The idea to donate the earnings came about when the Cronin sisters, Julia, 7, and Lily, 5, couldn’t decide how to divvy up their profits with fellow entrepreneurs Elizabeth `Lizzy` Green, 7, and Emily Green, 10.
`We just wanted to do it. We thought we would get a lot of money, but it didn’t split even,` said Julia.
The girls decided to donate the money, and after some discussion and a suggestion by Julia and Lily’s mother, Alisa, they chose to give to Gilda’s Club.
Soon profits from the car wash, lemonade-stand dollars and neighborhood donations brought the total to just under $100.
Now, more than $100 later, the Cronins, Greens and FitzGibbon sisters have pulled in other neighborhood girls to help with the fundraising. They also have expanded their bottle drives in the neighborhood and their respective schools.
In between sales at their bake stand last week, the talk was of other fundraising methods.
`I don’t know what our goal is,` said Molly FitzGibbon, one of the car wash entrepreneurs. She turns 12 on Sept. 27.
As one of the older girls, she handles the money, and can be seen landing sales from passing cars.
Molly said she and the other girls haven’t done anything like this before. `I don’t know what our goal is ` $300 maybe,` she said.
The fundraisers have struck a personal note for the families of the girls. Many have been touched by cancer in some form or another.
Mary FitzGibbon, mother of Molly, Danielle and Teresa, was diagnosed with Hodgkin’s Lymphoma in 2003.
`I’m going on three years of being clean. I consider myself lucky,` said Mary FitzGibbon, who endured six months of chemotherapy and radiation to combat the disease.
FitzGibbon said she didn’t use the services of Gilda’s Club, but she can sympathize with those who have. Surviving cancer made FitzGibbon and her mother, who was also diagnosed with cancer, realize how important places like Gilda’s Club are, she said. The club offers emotional and social support to those living with cancer.
Once FitzGibbon’s daughters and the neighborhood girls opted to donate to Gilda’s Club, she and the other mothers gladly volunteered their services.
FitzGibbon and Teresa Green, mother of Lizzy, Emily and Maria, 13, baked the goods for last week’s sale, and they helped oversee the operation as the girls landed one sale after another. They look on as the group proudly shouts their cause to passers-by.
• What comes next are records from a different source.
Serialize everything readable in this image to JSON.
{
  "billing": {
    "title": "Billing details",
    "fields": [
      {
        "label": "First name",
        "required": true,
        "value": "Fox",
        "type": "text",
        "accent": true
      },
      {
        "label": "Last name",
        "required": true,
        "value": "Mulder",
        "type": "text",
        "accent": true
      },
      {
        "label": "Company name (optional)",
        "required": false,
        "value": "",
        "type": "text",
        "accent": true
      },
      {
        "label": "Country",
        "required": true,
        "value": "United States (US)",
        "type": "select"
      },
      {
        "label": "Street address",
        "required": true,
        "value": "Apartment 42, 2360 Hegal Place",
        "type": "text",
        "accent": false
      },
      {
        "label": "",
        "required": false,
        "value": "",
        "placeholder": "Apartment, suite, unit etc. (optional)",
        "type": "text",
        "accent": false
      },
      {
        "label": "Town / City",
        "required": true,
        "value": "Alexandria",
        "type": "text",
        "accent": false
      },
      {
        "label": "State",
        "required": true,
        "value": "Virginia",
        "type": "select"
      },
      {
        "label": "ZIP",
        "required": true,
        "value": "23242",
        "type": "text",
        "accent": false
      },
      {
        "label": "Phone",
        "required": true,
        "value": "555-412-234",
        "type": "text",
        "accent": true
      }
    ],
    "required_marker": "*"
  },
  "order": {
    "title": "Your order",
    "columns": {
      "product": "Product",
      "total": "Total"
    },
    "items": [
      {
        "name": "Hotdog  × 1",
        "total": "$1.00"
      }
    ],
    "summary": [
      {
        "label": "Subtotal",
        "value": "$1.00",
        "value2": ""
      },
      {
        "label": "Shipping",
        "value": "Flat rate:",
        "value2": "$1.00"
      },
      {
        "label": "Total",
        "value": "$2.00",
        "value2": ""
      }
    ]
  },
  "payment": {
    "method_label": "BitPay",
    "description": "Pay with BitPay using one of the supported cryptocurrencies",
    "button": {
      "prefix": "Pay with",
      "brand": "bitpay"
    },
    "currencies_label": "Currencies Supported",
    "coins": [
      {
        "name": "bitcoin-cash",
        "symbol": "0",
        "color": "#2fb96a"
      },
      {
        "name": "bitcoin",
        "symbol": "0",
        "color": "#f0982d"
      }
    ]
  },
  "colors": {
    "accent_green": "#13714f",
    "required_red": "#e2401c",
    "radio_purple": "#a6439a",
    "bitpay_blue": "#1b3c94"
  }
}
`Support Gilda’s Club,` one girl shouts, as a gray sedan turns the corner.
`When they decided to give the money to Gilda’s Club, they got more excited and wanted to get more money,` said FitzGibbon.
News of the donation has touched Gilda’s Club administrators and caught them off guard.
`This sort of epitomizes what Gilda’s Club is all about. We are about building a community. This a great parallel to what we are doing, but says so much about that community,` said Sheri Scavone Gilda’s Club Capital Region New York president and chief operating officer.